Well, you can do something like this

fn foo<T: Eq>(arr: &[T], x: &T) {
    match arr {
        [a, b, c, ..] if b == x => {
            // case 1
        }
        [a, b, c, ..] => {
            // case 2
        }
        _ => {
            // case 3
        }
    }
}

(this example in the Rust playground)


No need to define this yourself, the .get(...) method on slices does support ranges:

pub fn try_slice<T>(content: &[T], from: usize, to: usize) -> Option<&[T]> {
    content.get(from..to)
}
3 Likes

As @steffahn already mentioned, those fallible (Option-returning) operations exist, they are called get and get_mut.

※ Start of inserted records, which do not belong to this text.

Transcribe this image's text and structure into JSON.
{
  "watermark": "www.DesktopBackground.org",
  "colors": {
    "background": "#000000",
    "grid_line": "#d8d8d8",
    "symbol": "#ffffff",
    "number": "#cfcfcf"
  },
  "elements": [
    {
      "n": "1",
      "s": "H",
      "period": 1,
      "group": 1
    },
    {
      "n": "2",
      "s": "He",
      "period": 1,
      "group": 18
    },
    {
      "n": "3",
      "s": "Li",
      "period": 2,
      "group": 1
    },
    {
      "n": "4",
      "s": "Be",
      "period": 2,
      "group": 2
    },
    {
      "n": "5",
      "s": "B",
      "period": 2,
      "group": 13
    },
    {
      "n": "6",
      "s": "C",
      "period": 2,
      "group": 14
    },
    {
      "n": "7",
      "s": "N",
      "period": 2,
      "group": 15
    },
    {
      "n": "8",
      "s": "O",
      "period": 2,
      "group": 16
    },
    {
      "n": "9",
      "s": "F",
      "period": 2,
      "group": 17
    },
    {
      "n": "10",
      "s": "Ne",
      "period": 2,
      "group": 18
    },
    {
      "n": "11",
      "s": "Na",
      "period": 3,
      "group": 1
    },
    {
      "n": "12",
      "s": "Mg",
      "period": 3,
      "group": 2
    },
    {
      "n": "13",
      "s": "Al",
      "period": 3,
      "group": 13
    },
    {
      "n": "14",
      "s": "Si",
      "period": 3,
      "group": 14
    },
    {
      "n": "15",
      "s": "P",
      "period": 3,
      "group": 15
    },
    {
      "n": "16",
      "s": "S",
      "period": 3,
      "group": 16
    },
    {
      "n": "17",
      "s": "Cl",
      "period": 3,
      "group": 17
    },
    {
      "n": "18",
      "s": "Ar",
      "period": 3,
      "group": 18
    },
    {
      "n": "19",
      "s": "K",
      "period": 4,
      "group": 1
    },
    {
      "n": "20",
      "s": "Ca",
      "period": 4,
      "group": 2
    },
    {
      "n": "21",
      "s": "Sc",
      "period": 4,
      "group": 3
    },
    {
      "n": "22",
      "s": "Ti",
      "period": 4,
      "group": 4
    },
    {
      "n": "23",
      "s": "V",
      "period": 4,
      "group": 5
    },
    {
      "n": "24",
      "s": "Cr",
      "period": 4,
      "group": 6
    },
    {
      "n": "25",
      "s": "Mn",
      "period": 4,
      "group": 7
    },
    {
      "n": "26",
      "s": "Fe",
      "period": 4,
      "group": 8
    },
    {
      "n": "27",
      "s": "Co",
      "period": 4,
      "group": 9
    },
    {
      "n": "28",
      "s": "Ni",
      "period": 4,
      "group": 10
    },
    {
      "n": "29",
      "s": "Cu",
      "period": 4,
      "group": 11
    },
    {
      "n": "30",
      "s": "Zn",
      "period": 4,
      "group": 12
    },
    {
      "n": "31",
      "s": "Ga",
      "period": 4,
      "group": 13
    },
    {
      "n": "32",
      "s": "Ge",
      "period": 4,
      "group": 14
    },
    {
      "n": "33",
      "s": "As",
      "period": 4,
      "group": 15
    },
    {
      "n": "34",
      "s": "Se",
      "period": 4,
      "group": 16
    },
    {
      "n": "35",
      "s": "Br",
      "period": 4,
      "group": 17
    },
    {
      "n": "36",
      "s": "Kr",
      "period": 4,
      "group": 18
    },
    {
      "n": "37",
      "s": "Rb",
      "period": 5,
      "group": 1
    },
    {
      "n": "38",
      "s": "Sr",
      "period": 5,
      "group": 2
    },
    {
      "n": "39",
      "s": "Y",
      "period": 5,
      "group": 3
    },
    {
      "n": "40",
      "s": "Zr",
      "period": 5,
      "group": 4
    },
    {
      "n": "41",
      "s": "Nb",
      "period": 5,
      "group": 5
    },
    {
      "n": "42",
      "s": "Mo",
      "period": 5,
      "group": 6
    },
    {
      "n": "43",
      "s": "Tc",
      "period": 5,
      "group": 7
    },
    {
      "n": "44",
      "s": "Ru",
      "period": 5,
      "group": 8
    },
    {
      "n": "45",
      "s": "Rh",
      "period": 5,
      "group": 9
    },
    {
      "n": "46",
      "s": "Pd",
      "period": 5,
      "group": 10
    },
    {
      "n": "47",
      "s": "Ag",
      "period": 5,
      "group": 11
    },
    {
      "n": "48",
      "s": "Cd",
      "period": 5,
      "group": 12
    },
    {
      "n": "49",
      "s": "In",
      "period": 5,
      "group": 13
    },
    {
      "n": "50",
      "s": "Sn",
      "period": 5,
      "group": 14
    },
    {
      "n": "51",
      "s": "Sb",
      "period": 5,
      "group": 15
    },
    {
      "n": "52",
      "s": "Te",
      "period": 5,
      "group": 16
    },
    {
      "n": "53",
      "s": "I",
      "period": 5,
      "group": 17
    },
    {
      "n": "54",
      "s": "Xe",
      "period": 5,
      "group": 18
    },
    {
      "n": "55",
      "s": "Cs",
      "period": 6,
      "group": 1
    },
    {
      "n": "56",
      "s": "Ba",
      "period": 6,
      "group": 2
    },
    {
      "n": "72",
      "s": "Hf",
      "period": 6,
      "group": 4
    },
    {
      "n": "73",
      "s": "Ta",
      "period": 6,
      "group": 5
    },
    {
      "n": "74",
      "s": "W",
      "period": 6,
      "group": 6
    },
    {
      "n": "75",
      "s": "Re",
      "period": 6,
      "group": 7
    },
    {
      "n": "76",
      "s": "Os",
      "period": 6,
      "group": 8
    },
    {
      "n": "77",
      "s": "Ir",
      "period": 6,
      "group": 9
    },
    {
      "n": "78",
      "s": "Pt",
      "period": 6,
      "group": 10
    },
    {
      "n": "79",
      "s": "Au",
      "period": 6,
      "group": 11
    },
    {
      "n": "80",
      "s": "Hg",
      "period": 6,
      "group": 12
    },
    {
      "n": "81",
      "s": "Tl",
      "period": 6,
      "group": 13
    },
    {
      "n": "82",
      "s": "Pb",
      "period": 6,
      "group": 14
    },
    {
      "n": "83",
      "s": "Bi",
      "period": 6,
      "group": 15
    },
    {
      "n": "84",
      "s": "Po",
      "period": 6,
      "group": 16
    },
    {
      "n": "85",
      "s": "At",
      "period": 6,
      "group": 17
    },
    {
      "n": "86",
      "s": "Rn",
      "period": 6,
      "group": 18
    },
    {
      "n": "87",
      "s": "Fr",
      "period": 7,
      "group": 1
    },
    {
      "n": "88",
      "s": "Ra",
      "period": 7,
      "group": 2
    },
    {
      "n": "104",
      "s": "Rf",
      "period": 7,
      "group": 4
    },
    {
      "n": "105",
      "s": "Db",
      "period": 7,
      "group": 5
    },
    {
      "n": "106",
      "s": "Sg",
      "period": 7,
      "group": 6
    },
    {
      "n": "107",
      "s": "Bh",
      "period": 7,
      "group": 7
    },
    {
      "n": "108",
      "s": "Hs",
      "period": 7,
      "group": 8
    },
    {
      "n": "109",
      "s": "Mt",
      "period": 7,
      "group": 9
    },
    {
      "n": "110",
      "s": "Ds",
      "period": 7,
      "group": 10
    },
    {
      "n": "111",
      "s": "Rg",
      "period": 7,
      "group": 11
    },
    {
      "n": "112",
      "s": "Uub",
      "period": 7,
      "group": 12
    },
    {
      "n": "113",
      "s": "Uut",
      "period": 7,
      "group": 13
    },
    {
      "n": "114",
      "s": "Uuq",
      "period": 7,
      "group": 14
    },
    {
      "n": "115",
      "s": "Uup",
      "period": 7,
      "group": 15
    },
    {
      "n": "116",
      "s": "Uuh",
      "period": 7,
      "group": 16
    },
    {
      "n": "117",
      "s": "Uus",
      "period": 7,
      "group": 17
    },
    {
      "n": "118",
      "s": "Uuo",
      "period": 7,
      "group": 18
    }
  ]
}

Also, may I ask for this thread to be moved to a different category? It has nothing to do with Unsafe Code Guidelines.

1 Like

I think it would nonetheless be useful if you link the subject you are referring to somewhere.

I think the main reason is to stay somewhat similar to the behavior of the index operator in languages such as C/C++. Of course while avoiding the undefined behavior on out-of-bounds indexing.

In particular it’s not really about overhead

this is inaccurate, both a panicking index operation like the current arr[ix] expression behavior and something returning a Option need to do a bounds check. Assuming some common compiler optimizations take place, like inlining, the alternatives &arr[ix] vs arr.get(ix).unwrap() should be performing the same. The only overhead would be syntactically. Also a Option-valued index operation couldn’t be a “place expression” anymore:

Note how the equivalent to arr.get(ix).unwrap(), that is &arr[ix] needs the extra &. Actually, arr[ix] on its own in most cases doesn’t even compile (except when the type inside of the slice is copyable, e.g. an integer). Similarly &mut arr[ix] corresponds to arr.get_mut(ix).unwrap().

This is wrong. The ? operator does not panic but instead introduces an early return from the containing function/closure.


And last but not least a general remark: Rust’s indexing operator is stable (and used a lot). This means that it isn’t going to change due to Rust’s stability guarantees.


Edit: I just want to add that I do agree that using index operators in Rust is an easy way to introduce unwanted panics into your code. If you want to be extra sure and avoid any potentially panicking use of index operators, you can e.g. use this restriction lint from clippy. For a less extreme solution, one should just always keep in mind that foo[bar] can panic and that one should probably prefer foo.get(bar)/foo.get_mut(bar) in many cases.